On a hot mid-July day in New York City, Chie Chie Yard ’94, vice president in the events department of the National Hockey League, was deep into planning the NHL’s first post-COVID Winter Classic game, set for New Year’s Day in Minneapolis between the Minnesota Wild and the St. Louis Blues—in the Minnesota Twins ballfield, to be fitted out for the occasion with a rink.
“We need to order rubber matting for the bathrooms,” Yard explains, so players in skates can use them. Then, of course, there’s transportation, hotels, seating, ticketing, security, COVID protocols.

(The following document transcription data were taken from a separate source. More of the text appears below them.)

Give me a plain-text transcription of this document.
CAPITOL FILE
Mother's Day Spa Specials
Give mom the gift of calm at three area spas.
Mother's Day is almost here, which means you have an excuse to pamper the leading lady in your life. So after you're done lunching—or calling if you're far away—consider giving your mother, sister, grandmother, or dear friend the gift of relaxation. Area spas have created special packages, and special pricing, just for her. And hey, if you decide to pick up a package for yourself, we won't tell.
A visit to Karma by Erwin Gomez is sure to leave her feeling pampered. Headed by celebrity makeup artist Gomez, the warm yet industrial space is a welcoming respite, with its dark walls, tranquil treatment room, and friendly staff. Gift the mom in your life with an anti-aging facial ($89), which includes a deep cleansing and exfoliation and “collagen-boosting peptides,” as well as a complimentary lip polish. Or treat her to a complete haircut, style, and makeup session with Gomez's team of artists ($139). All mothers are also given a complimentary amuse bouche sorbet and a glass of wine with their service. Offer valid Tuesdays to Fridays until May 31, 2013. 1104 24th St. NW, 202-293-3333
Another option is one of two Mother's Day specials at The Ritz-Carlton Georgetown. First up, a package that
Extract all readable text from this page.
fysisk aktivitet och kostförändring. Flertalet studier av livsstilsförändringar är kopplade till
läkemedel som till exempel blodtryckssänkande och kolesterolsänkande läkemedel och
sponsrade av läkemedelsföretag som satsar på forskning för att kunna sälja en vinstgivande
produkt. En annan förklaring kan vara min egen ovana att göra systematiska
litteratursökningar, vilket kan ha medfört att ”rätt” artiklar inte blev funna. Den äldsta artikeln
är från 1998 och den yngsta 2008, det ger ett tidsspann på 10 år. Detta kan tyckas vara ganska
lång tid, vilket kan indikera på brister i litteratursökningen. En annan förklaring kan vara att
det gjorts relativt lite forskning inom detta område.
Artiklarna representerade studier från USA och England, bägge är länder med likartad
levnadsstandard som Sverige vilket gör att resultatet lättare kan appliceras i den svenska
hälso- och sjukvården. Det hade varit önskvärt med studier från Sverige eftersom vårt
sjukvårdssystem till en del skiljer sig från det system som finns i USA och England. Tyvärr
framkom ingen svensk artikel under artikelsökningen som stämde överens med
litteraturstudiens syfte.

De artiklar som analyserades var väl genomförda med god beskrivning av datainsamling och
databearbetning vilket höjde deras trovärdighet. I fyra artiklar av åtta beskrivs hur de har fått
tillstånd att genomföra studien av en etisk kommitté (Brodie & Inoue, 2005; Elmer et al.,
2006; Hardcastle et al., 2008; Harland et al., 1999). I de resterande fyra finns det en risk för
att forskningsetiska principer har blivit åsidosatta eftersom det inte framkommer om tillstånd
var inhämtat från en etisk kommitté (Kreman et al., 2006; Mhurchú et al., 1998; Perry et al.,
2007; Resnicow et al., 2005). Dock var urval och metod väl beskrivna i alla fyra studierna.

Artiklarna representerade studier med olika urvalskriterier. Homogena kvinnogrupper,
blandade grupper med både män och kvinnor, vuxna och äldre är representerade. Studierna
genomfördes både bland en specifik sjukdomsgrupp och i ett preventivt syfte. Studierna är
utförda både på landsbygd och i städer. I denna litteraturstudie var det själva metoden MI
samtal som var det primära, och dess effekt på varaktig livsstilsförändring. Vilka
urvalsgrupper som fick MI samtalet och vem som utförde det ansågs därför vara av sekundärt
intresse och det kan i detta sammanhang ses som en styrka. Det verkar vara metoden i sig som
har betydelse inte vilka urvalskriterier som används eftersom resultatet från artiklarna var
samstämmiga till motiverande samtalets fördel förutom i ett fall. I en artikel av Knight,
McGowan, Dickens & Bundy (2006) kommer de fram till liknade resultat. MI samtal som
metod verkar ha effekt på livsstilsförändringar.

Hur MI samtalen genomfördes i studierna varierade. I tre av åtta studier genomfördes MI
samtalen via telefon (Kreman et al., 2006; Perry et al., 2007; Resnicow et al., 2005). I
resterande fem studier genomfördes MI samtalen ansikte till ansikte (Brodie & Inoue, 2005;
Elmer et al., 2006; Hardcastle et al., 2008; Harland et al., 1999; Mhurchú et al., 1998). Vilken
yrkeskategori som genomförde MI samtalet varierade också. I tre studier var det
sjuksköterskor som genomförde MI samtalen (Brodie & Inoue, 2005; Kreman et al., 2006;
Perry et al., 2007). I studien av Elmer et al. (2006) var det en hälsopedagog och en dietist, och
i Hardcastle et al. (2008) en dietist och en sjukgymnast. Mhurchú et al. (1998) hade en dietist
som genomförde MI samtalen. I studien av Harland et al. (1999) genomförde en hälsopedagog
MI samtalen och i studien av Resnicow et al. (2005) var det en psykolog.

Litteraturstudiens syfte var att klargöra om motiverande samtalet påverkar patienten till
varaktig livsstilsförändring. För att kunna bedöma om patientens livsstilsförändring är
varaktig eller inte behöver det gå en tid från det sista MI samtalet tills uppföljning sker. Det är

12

This is how Yard—who lives in NYC with her husband and two sons, 9 and 10—plays out the current chapter of a lifetime centered around hockey. Yard’s parents, immigrants from Japan, raised her in the Houston suburbs. Her brother played hockey and at age 4 she followed suit, playing defense as the only girl on a boys’ team. “Once you hit thirteen, the boys start to sprout, so it became tougher, but I held my own,” she says. “And if they were uncomfortable about checking me, I didn’t notice.” At Brown, concentrating in anthropology and business management, she finally played on a women’s team. “It was amazing,” she recalls. “Instant sisterhood.” After graduation, she lived and worked on the Japanese island of Hokkaido while she trained for Japan’s Olympic women’s hockey team, on which she played in the 1998 games. “It was a hard four years,” she says. “I felt like an outsider who had a lot of Japanese hockey terminology to learn.”
With no pro women’s league in the U.S. until 2015, Yard had to find something to do once she returned stateside. Would she have played pro if she’d had the option? “I don’t know if I can answer that,” she says, after a pause. Instead, via a contact, she got an internship at the NHL. She’s been there ever since, rising through the ranks to her current high-level position, organizing major events like the NHL’s China Games, Global Series, and
All-Star Weekend.
And yes, she still hits the ice—Tuesdays at NYC’s Chelsea Piers (where her kids play) for the NHL’s staff pick-up game night, which just recommenced post-COVID. “Two children later, I’m slow and out of shape,” she jokes. But the rink is still magic to her. “It’s so freeing,” she says. “Maybe my sons will become NHL players. But I really wanted them to play because when they take a new job in a random city someday, they can find the closest team—and have an instant group of friends.”